Leo la columna ¿Sumisas sexuales? de Ana Ibarra Lazkoz y se la mando a I porque el otro día me comentaba una cuestión colindante. I es psicóloga. Ella y otras colegas llevan un tiempo detectando el aumento en sus consultas de chicas de entre veinte y treintaypico años que llegan cargando el malestar de relaciones insatisfactorias. Han crecido con el boom del feminismo de masas, conocen y tienen integrados los conceptos necesarios para identificar situaciones de alerta, líneas rojas, intentos de control y, sin embargo, mantienen relaciones donde hay una clara desigualdad que juega en su contra.

En estas mujeres opera una doble desazón. La provocada por la situación que viven en sus relaciones y el peso de saber que en los momentos iniciales ya habían vislumbrado algo que no cuadraba, en forma de duda o temor difuso, de incomodidad o de casi certeza.
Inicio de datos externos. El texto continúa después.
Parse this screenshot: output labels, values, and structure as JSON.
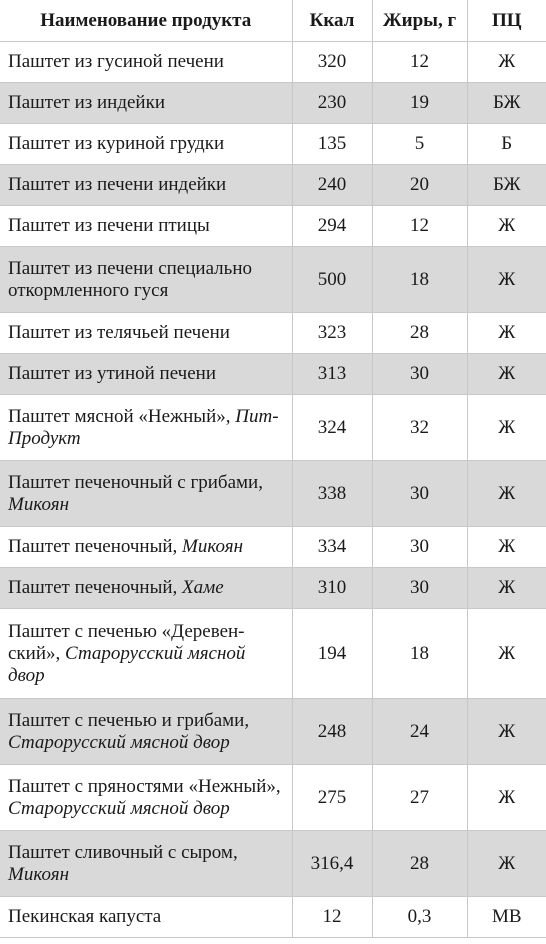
{
  "headers": {
    "name": "Наименование продукта",
    "kcal": "Ккал",
    "fat": "Жиры, г",
    "pc": "ПЦ"
  },
  "rows": [
    {
      "name": "Паштет из гусиной печени",
      "maker": "",
      "kcal": "320",
      "fat": "12",
      "pc": "Ж"
    },
    {
      "name": "Паштет из индейки",
      "maker": "",
      "kcal": "230",
      "fat": "19",
      "pc": "БЖ"
    },
    {
      "name": "Паштет из куриной грудки",
      "maker": "",
      "kcal": "135",
      "fat": "5",
      "pc": "Б"
    },
    {
      "name": "Паштет из печени индейки",
      "maker": "",
      "kcal": "240",
      "fat": "20",
      "pc": "БЖ"
    },
    {
      "name": "Паштет из печени птицы",
      "maker": "",
      "kcal": "294",
      "fat": "12",
      "pc": "Ж"
    },
    {
      "name": "Паштет из печени специально откормленного гуся",
      "maker": "",
      "kcal": "500",
      "fat": "18",
      "pc": "Ж"
    },
    {
      "name": "Паштет из телячьей печени",
      "maker": "",
      "kcal": "323",
      "fat": "28",
      "pc": "Ж"
    },
    {
      "name": "Паштет из утиной печени",
      "maker": "",
      "kcal": "313",
      "fat": "30",
      "pc": "Ж"
    },
    {
      "name": "Паштет мясной «Нежный»,",
      "maker": "Пит-Продукт",
      "kcal": "324",
      "fat": "32",
      "pc": "Ж"
    },
    {
      "name": "Паштет печеночный с грибами,",
      "maker": "Микоян",
      "kcal": "338",
      "fat": "30",
      "pc": "Ж"
    },
    {
      "name": "Паштет печеночный,",
      "maker": "Микоян",
      "kcal": "334",
      "fat": "30",
      "pc": "Ж"
    },
    {
      "name": "Паштет печеночный,",
      "maker": "Хаме",
      "kcal": "310",
      "fat": "30",
      "pc": "Ж"
    },
    {
      "name": "Паштет с печенью «Деревен-ский»,",
      "maker": "Старорусский мясной двор",
      "kcal": "194",
      "fat": "18",
      "pc": "Ж"
    },
    {
      "name": "Паштет с печенью и грибами,",
      "maker": "Старорусский мясной двор",
      "kcal": "248",
      "fat": "24",
      "pc": "Ж"
    },
    {
      "name": "Паштет с пряностями «Нежный»,",
      "maker": "Старорусский мясной двор",
      "kcal": "275",
      "fat": "27",
      "pc": "Ж"
    },
    {
      "name": "Паштет сливочный с сыром,",
      "maker": "Микоян",
      "kcal": "316,4",
      "fat": "28",
      "pc": "Ж"
    },
    {
      "name": "Пекинская капуста",
      "maker": "",
      "kcal": "12",
      "fat": "0,3",
      "pc": "МВ"
    }
  ]
}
En cualquier caso, no tardaron en poner nombre a lo que estaba pasando.

I pone un símil. Imagínense que entran en una casa. Así, de primeras, la casa les parece un poco oscura, no acaba de convencerles, pero piensan, bueno, todo tiene solución, se puede abrir una ventana. El caso es que pican con todas sus ganas y la luz sigue sin entrar porque el agujero que tanto esfuerzo les ha costado abrir da a un muro que la tapa.

Muchas de estas mujeres expresan que la alternativa es clara, o pasan por el aro y hacen como que no ven o renuncian a tener experiencias sexuales, afectivas o de pareja. Tenerlas es, obviamente, una aspiración legítima, pero no son pocas las que, visto el panorama, no tienen excesivas ganas de volver a intentarlo.

¿Qué se puede hacer?, pregunto. I y sus colegas no ven más solución que un cambio en los hombres. Parece bastante sensato.